On devrait s'inquiéter de ce que les politiques économiques menées au Japon, au Royaume-Uni,
dans la zone euro ou annoncées aux États-Unis ont clairement un effet positif sur les Bourses, mais
pas nécessairement sur les économies, et peuvent même au contraire être défavorables à
l'économie réelle.
Aux États-Unis, Donald Trump a annoncé une politique budgétaire expansionniste, consistant
essentiellement en une forte baisse des impôts des entreprises (en principe le taux d'imposition des
profits des entreprises doit passer de 35 à 15 %). Mais cette politique va être mise en place dans une
économie qui est au plein-emploi : le taux de chômage est de 4,7 % et les salaires accélèrent : le
salaire médian a augmenté de près de 3 % en un an, celui des Américains les moins bien payés a
augmenté de 6 % en un an.
Mettre en place une politique budgétaire expansionniste dans un tel contexte ne peut pas stimuler
la production (il n'y a plus de chômeurs à embaucher pour accroître la production) mais conduit à
des pressions inflationnistes, à la hausse des taux d'intérêt et au déficit extérieur.
Idée reçue
Dans les autres grandes régions de l'OCDE (Japon, zone euro, Royaume-Uni), une des
composantes essentielles de la politique économique menée depuis quelques années est d'essayer
de déprécier le taux de change, avec les taux d'intérêt très bas (même négatifs), avec le «
quantitative easing » (la hausse rapide de la quantité de monnaie créée par la Banque centrale).

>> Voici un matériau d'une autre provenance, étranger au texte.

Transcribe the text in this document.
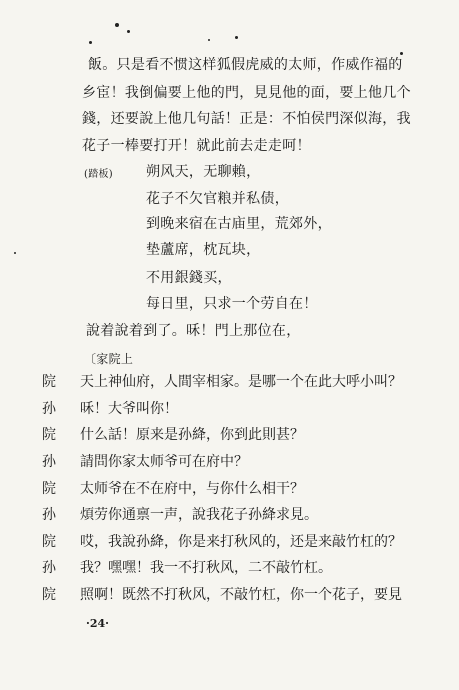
飯。只是看不惯这样狐假虎威的太师，作威作福的
乡宦！我倒偏要上他的門，見見他的面，要上他几个
錢，还要說上他几句話！正是：不怕侯門深似海，我
花子一棒要打开！就此前去走走呵！
(踏板) 朔风天，无聊賴，
花子不欠官粮并私债，
到晚来宿在古庙里，荒郊外，
垫蘆席，枕瓦块，
不用銀錢买，
每日里，只求一个劳自在！
說着說着到了。咊！門上那位在，
〔家院上
院 天上神仙府，人間宰相家。是哪一个在此大呼小叫？
孙 咊！大爷叫你！
院 什么話！原来是孙絳，你到此則甚？
孙 請問你家太师爷可在府中？
院 太师爷在不在府中，与你什么相干？
孙 煩劳你通禀一声，說我花子孙絳求見。
院 哎，我說孙絳，你是来打秋风的，还是来敲竹杠的？
孙 我？嘿嘿！我一不打秋风，二不敲竹杠。
院 照啊！既然不打秋风，不敲竹杠，你一个花子，要見
·24·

On croit souvent que dévaluer le taux de change est favorable à l'économie : ce n'est pas vrai pour le
Japon, le Royaume-Uni, la zone euro prise dans son ensemble. Ces trois régions ont une sensibilité
faible de leur commerce extérieur en volume au taux de change ; ce qu'ils importent n'est plus
produit domestiquement avec la segmentation entre différents pays des processus de production ;
ils exportent des biens et services sophistiqués, dont la demande est peu sensible à leurs prix.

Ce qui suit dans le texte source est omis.